Asking the Right Questions on Afghanistan
In last week’s State of the Union address, President Obama announced that 34,000 of the 66,000 U.S. troops stationed in Afghanistan will be withdrawn by this time next year. The announcement clarifies the pace of the drawdown, but it doesn’t represent a change in policy. The U.S. commitment to Afghanistan will continue even after combat troops are withdrawn by the end of 2014.
We need a better strategy for winding down the war and continued engagement in Afghanistan, because if the current strategy continues, we could end up spending billions of dollars ineffectively.
Ongoing military operations have been the main driver of the war budget over the past eleven years. These costs will decline as troops leave, but the costs of supporting an enduring military presence will continue.
Of course, troops are just one component of the U.S commitment to Afghanistan. Training and equipping local security forces has been a cornerstone of the U.S. plan in Afghanistan. To date, the U.S. has allocated over $50 billion in security aid to Afghanistan. But the capability of the Afghan security forces is questionable. According to a Pentagon assessment, only one of the Afghan National Army’s twenty-three brigades is capable of operating independently.
A look into economic and development aid is just as troubling. The U.S. has spent tens of billions of dollars on reconstruction projects in Afghanistan that were later found to be unnecessary and unsustainable. The lack of a long-term, comprehensive plan for Afghanistan funding led to an unusual circumstance, Steve Clemons and Richard Vague noted in a recent interview: some years the U.S. spent more than one hundred billion dollars in a country with a GDP of fourteen billion.

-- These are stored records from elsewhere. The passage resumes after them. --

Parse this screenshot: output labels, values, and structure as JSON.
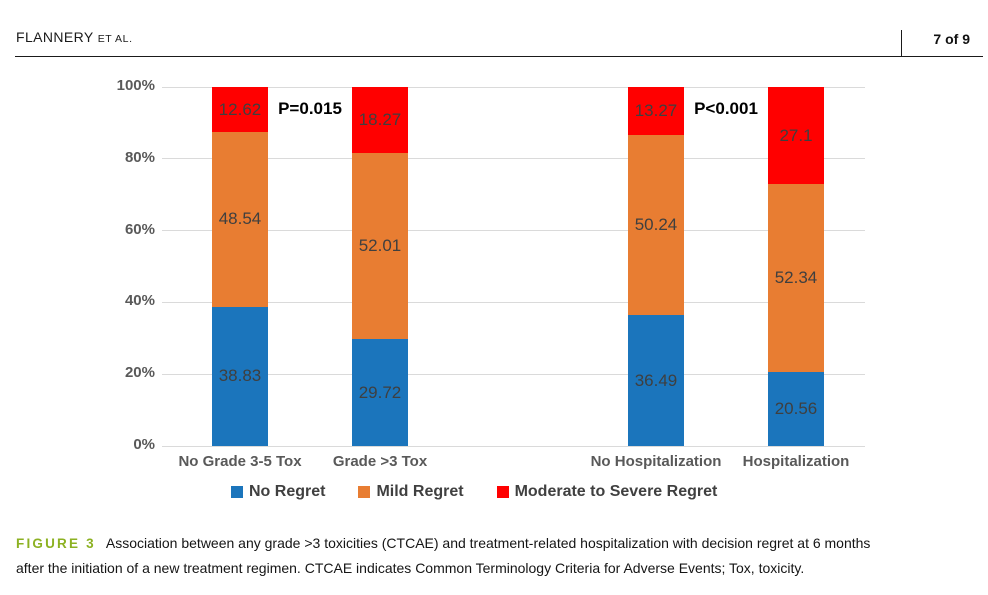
{
  "header": {
    "authors": "FLANNERY",
    "authors_suffix": "ET AL.",
    "page_number": "7 of 9"
  },
  "chart_data": {
    "type": "bar",
    "stacked": true,
    "grid": true,
    "legend_position": "bottom",
    "categories": [
      "No Grade 3-5 Tox",
      "Grade >3 Tox",
      "No Hospitalization",
      "Hospitalization"
    ],
    "series": [
      {
        "name": "No Regret",
        "color": "#1b75bc",
        "values": [
          38.83,
          29.72,
          36.49,
          20.56
        ]
      },
      {
        "name": "Mild Regret",
        "color": "#e87d32",
        "values": [
          48.54,
          52.01,
          50.24,
          52.34
        ]
      },
      {
        "name": "Moderate to Severe Regret",
        "color": "#ff0000",
        "values": [
          12.62,
          18.27,
          13.27,
          27.1
        ]
      }
    ],
    "annotations": [
      {
        "text": "P=0.015",
        "between": [
          0,
          1
        ]
      },
      {
        "text": "P<0.001",
        "between": [
          2,
          3
        ]
      }
    ],
    "y_axis": {
      "min": 0,
      "max": 100,
      "ticks": [
        "0%",
        "20%",
        "40%",
        "60%",
        "80%",
        "100%"
      ]
    }
  },
  "caption": {
    "label": "FIGURE 3",
    "line1": "Association between any grade >3 toxicities (CTCAE) and treatment-related hospitalization with decision regret at 6 months",
    "line2": "after the initiation of a new treatment regimen. CTCAE indicates Common Terminology Criteria for Adverse Events; Tox, toxicity."
  }
}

The direct costs of the war, from military operations to economic aid, are just the tip of the iceberg. The indirect costs — from caring for the veterans of Afghanistan (estimated at $1 trillion) to payment on the national debt — will continue long after the war is declared over.
If the economic consequences were not enough to condemn the current strategy, consider the human cost: over 2,000 U.S. troops lost their lives in and around Afghanistan since October 2001; over 18,000 were wounded in action.
The high costs of the war in both blood and treasure should prompt a reevaluation of U.S. policy towards Afghanistan. This does not mean abandoning Afghanistan, nor does it mean surrendering. It simply means recognizing that the current strategy is not working, and that continuing an ineffective strategy puts U.S. security at risk.
It’s time to go back to the drawing board on our Afghanistan strategy, starting with the simple question of what we hope to achieve. Is the goal to disband and disrupt al Qaeda? Or is it to build a stable, secure nation? The answer may be both; the goals may be related. But articulating our goals is crucial. Uprooting a terrorist organization and nation-building are distinct objectives that require different tactics and different resources.
The Afghanistan debate often focuses on the number of U.S. troops that will remain after the 2014 deadline. This is an important , but we should be asking more fundamental questions about our Afghanistan strategy.
After eleven years and $600 billion, we can’t afford to continue along the current path. Asking pointed questions about our Afghanistan policy will not be easy — but it will lead to a more effective and cost-effective — strategy.